Otaviano, nós queremos explicar...
-Isso o que
quero: explicação. Talvez vocês não tenham a informação precisa, não checaram
pra saber se isso é um boato...
-O próprio
Humberto confirmou, senhor.
-Como ele
confirmou? Vocês acham que ele diria se estivesse nos dando um golpe? Que
provas vocês têm de que foi ele? Aliás... Que provas vocês têm de que sofremos
um golpe?
-O nosso
economista acaba de conferir as contas da empresa. Não há dinheiro disponível.
Sumiu, como num passe de mágica.
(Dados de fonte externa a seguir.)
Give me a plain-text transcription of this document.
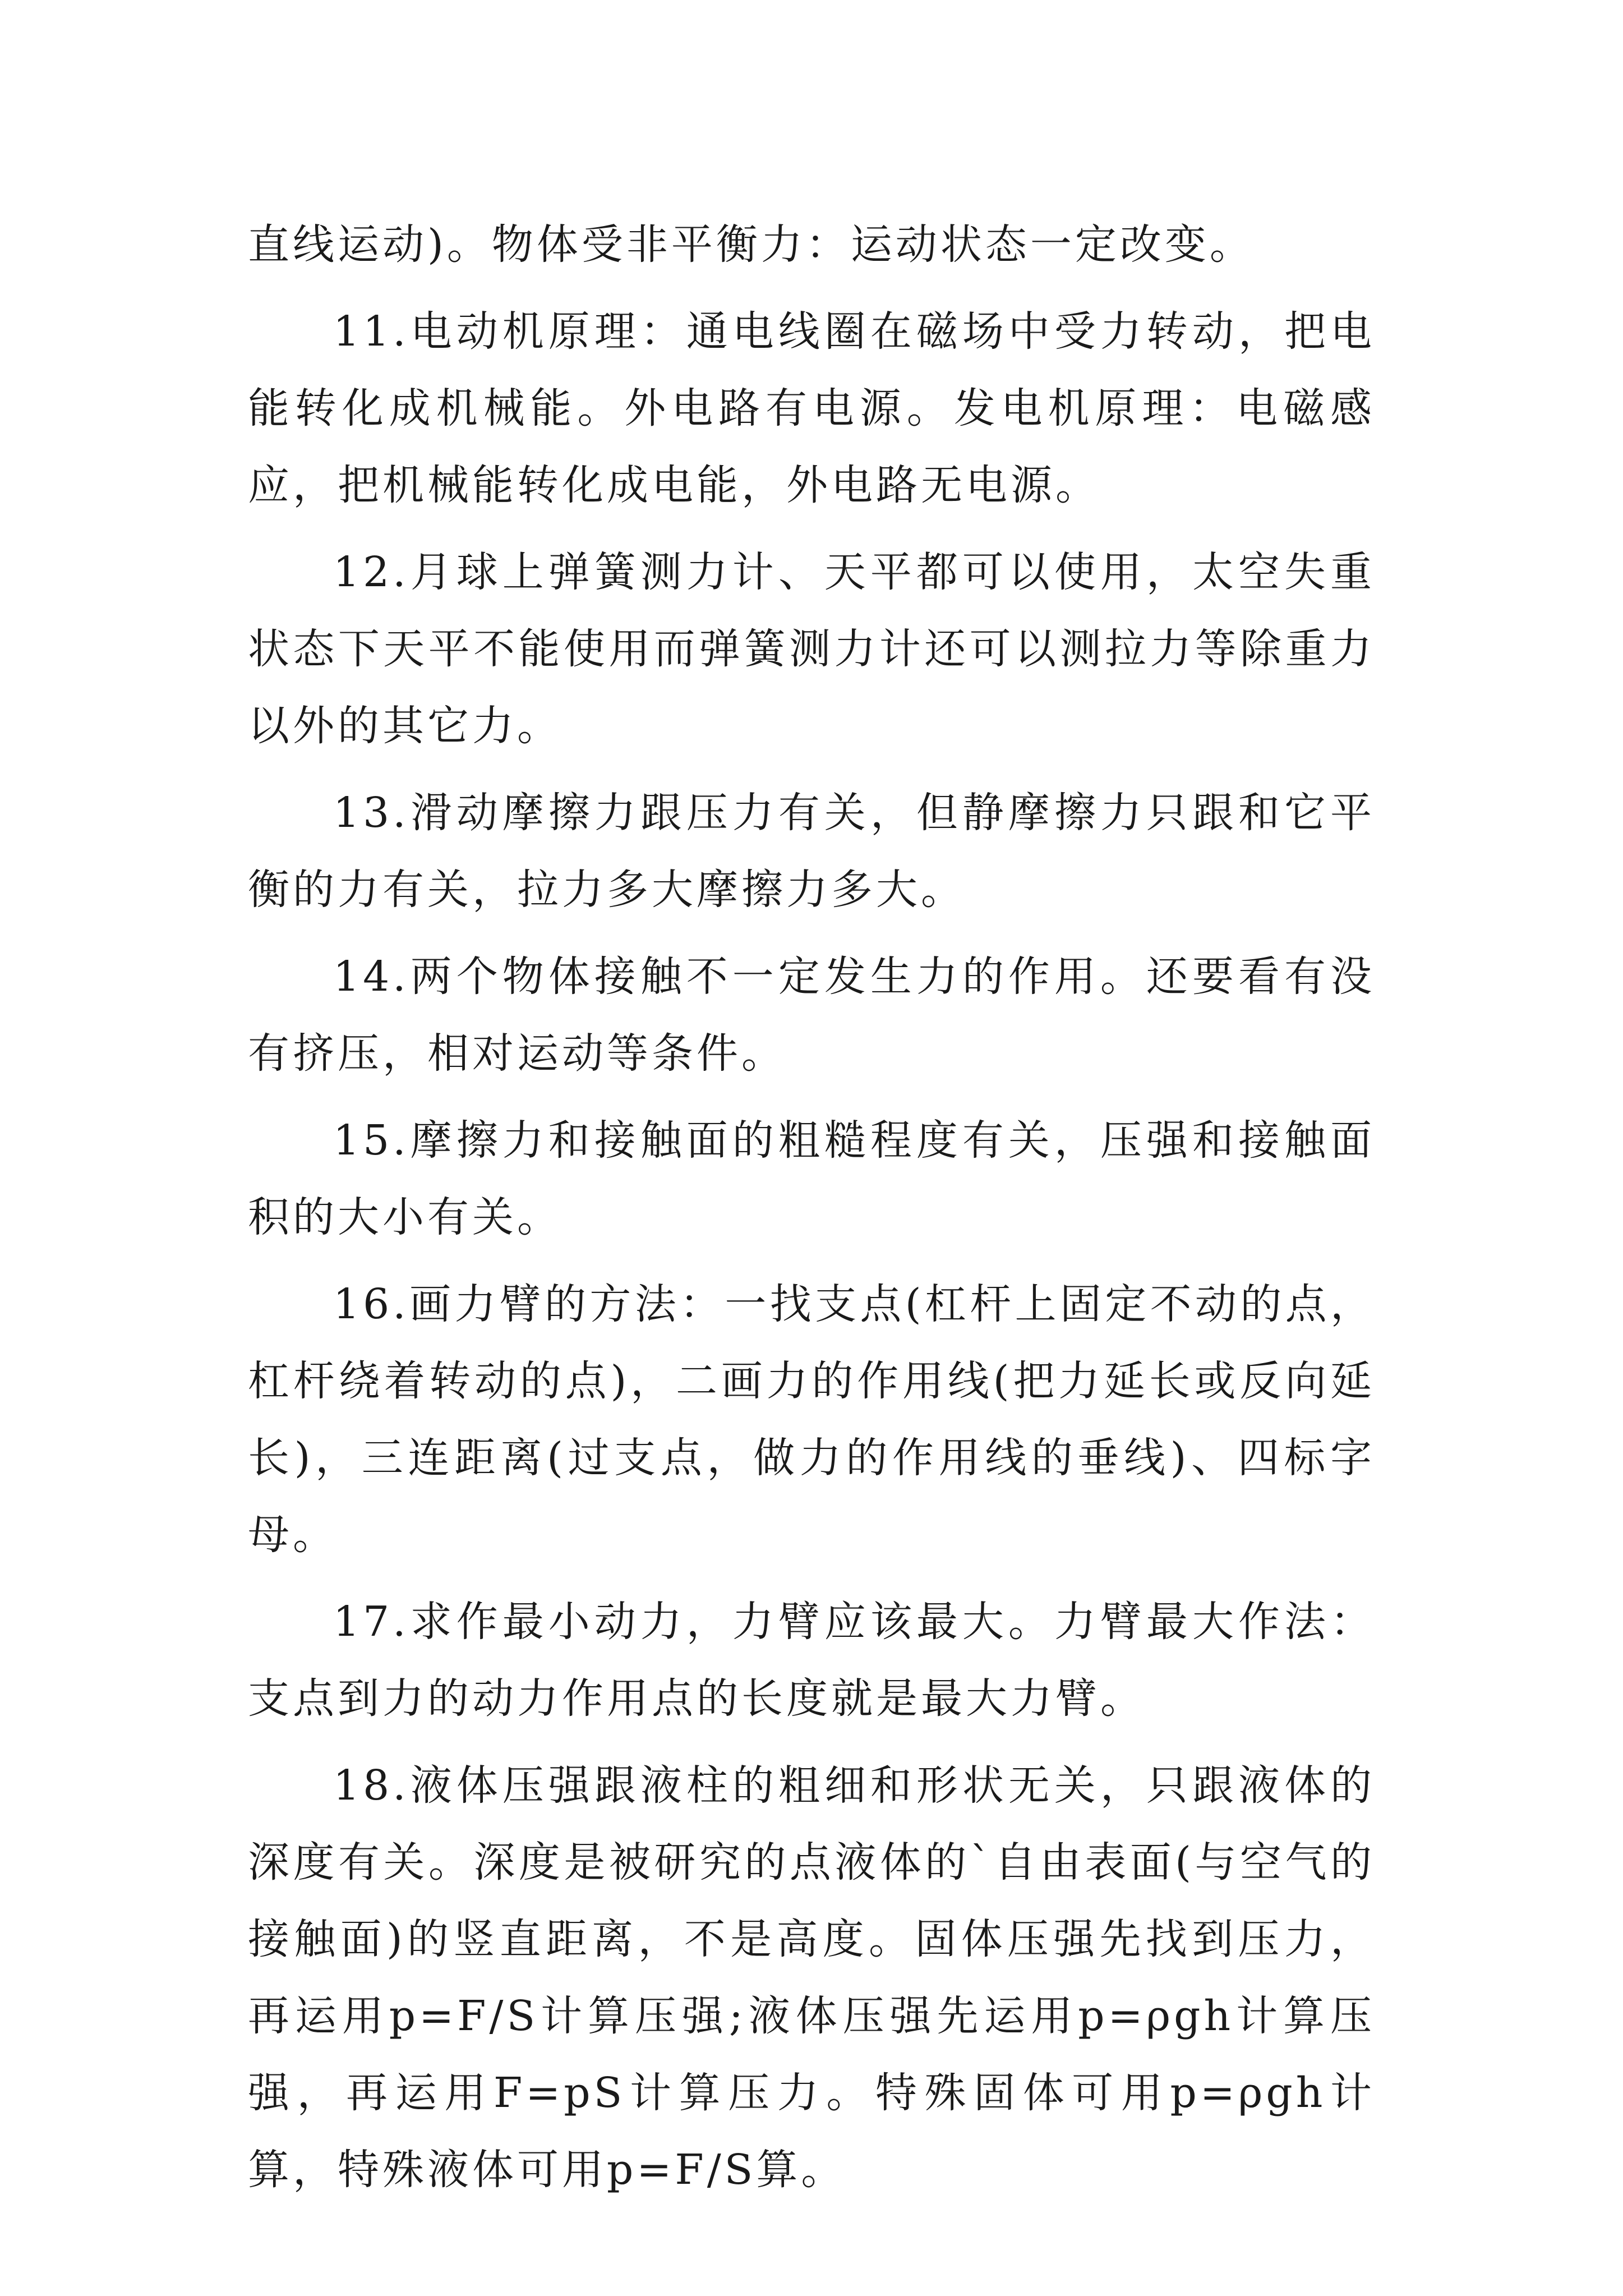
直线运动)。物体受非平衡力：运动状态一定改变。

11.电动机原理：通电线圈在磁场中受力转动，把电能转化成机械能。外电路有电源。发电机原理：电磁感应，把机械能转化成电能，外电路无电源。

12.月球上弹簧测力计、天平都可以使用，太空失重状态下天平不能使用而弹簧测力计还可以测拉力等除重力以外的其它力。

13.滑动摩擦力跟压力有关，但静摩擦力只跟和它平衡的力有关，拉力多大摩擦力多大。

14.两个物体接触不一定发生力的作用。还要看有没有挤压，相对运动等条件。

15.摩擦力和接触面的粗糙程度有关，压强和接触面积的大小有关。

16.画力臂的方法：一找支点(杠杆上固定不动的点，杠杆绕着转动的点)，二画力的作用线(把力延长或反向延长)，三连距离(过支点，做力的作用线的垂线)、四标字母。

17.求作最小动力，力臂应该最大。力臂最大作法：支点到力的动力作用点的长度就是最大力臂。

18.液体压强跟液柱的粗细和形状无关，只跟液体的深度有关。深度是被研究的点液体的`自由表面(与空气的接触面)的竖直距离，不是高度。固体压强先找到压力，再运用p=F/S计算压强;液体压强先运用p=ρgh计算压强，再运用F=pS计算压力。特殊固体可用p=ρgh计算，特殊液体可用p=F/S算。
Até ontem, as contas estavam em ordem. Mas
desde hoje cedo que a gravadora não dispõe de capital.
-Nós já
chamamos a polícia, Dr. Otaviano. Humberto saiu do hotel onde estava hospedado
sem levar seus pertences. Desapareceu, e não temos sequer uma única pista que
possa nos levar a ele.
-Talvez se
nós falássemos com alguém do escritório da “TimBRe” nos Estados Unidos...
-Sem registro
de chegada ao território americano. Se ele desembarcou, foi com outra identidade.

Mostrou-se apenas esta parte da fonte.